While HIV disproportionately affects women and girls and, as a result, it is said that HIV has the face of a woman, men are more likely to die from HIV-related causes. It is estimated that 70% of all AIDS-related mortality rates occurs amongst men. Thus, men are the face of AIDS mortality.
“The AIDS response is leaving men behind”, said Remmy Shawa, manager of the Sexual and Reproductive Health and Rights portfolio at Sonke Gender Justice, at a side event at the International Conference on AIDS and STIs in Africa (ICASA), organised by the MenEngage Africa alliance and Sonke Gender Justice last night to discuss the low uptake of HIV services by men.
“Gender inequality continues to drive the HIV epidemic. Men are under-represented in HIV testing and treatment services. Fewer men are accessing HIV treatment services in Africa. HIV policies have insufficient focus on ensuring more men get tested. Fewer men begin and adhere to treatment and when they become ill, the burden of care fall on women. Not only are men not accessing HIV services, their general health-seeking behaviour is poor”, Shawa told the meeting.
Attesting to this, Reverend Phumzile Mabizela, a religious leader who lives openly with HIV and works with the International Network of Religious Leaders Living with HIV and AIDS, said, “in my own life I had to pray and beg my late husband to test for HIV”.

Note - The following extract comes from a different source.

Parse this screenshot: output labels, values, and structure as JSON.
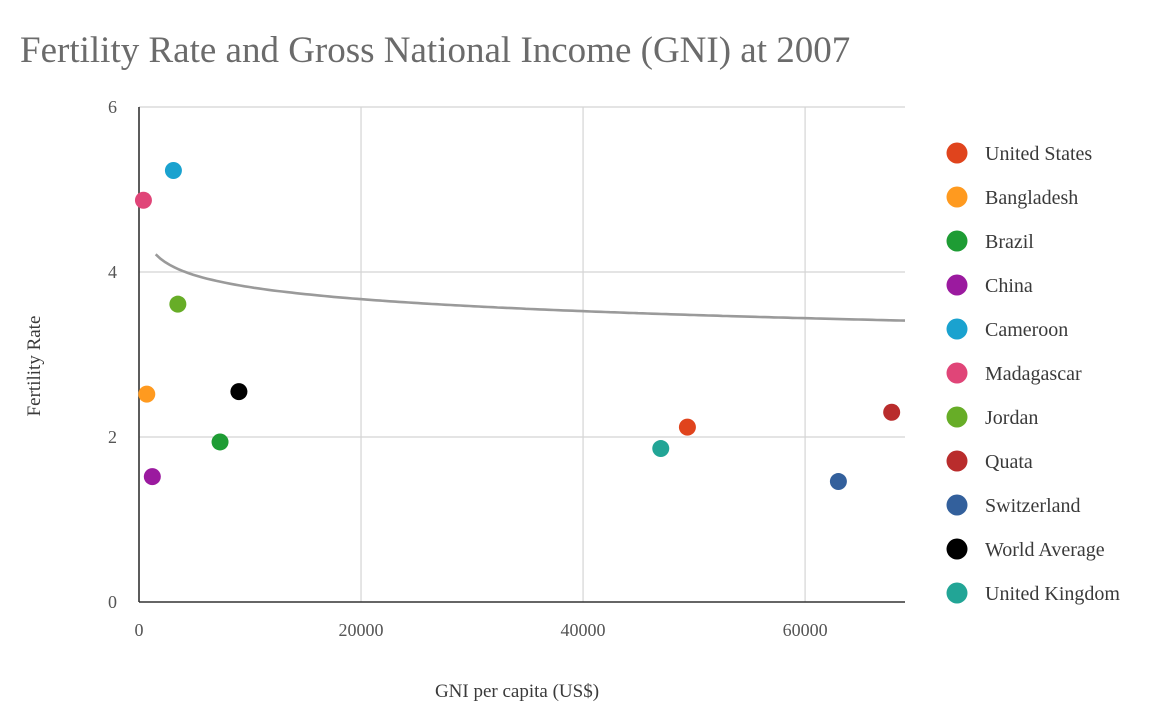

Various factors contribute to this poor health-seeking behaviour amongst men. “These include cultural norms and negative notions of masculinity, male gender norms associated with toughness and control, sexual prowess and hetero-normativity and low risk perceptions among sexually active men”, said Shawa.
“Over 50% of the population in Africa is the youth. We can’t engage men and boys without engaging youth. Youth are the most vulnerable population when it comes to HIV/AIDS and other diseases”, said Adbullai Abubaka Seysay of MenEngage Africa Sierra Leone.

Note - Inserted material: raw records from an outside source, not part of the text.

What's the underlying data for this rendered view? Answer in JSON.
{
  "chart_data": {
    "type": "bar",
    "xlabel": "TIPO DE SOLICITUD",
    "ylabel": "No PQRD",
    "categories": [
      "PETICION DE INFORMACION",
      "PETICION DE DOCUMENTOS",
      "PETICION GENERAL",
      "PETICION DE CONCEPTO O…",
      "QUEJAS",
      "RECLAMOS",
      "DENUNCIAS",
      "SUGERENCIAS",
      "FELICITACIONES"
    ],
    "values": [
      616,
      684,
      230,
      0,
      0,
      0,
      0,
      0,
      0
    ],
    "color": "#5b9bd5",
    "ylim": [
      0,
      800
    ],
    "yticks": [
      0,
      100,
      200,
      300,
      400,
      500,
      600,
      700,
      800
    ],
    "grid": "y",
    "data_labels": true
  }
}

“In order to increase the demand for services, there needs to be a transformation of gender norms and – at policy level – we need policies that directly speak to men’s health-seeking behaviour and have targets to that effect. Financing of health systems need to be improved and there also needs to be an improvement of health service delivery. All these will improve access to, and utilisation, of HIV services amongst men”, said Shawa.
This also points to the need for role models to encourage men to test for HIV infection. Speaking of INERELA’s work, Reverend Mabizela said “the work that we do is led by reverends, imams, sheikhs… religious leaders from all faiths. We seek to create safe spaces within our congregations where all can talk about their fears and challenges around HIV. We encourage religious leaders to get tested first. That encourages other men to test. We use a lot of theologies that promote life”.
She pointed out that the network seeks to give a human face to HIV as well as to use the influence of religion to educate and create awareness around HIV. “Members of the network have lived with HIV for more than 10 years. One of the things that we have to demystify is that religious leaders are ordained and, therefore, they are immune to HIV. We want to show the world that we are human, too. We decided to use our own stories of living with HIV to encourage people to live positively with their infection”, she said.
Mabizela spoke out against charlatans who use faith healing to dissuade people from taking their antiretroviral medicines. “We have to create a space to talk about the pros and cons of faith healing in Africa. We have found that those prophets – mostly male – have stopped taking their own medicines and are causing people to disrupt their treatment”.
“As a network, we have also decided that the ABC (Abstain, Be faithful and Condomise) strategy moralises the response to HIV. Our alternative to the ABC strategy is SAVE – Safer practices, Access to nutrition and treatment, VCT and Masculinities”, she said.
“When it comes to the issue of sexuality, religious leaders have been at the forefront of promoting stigma by our rejection of sexualities. The problem is we don’t understand our own sexualities and, therefore, we reject other people’s sexualities”, Mabizela said.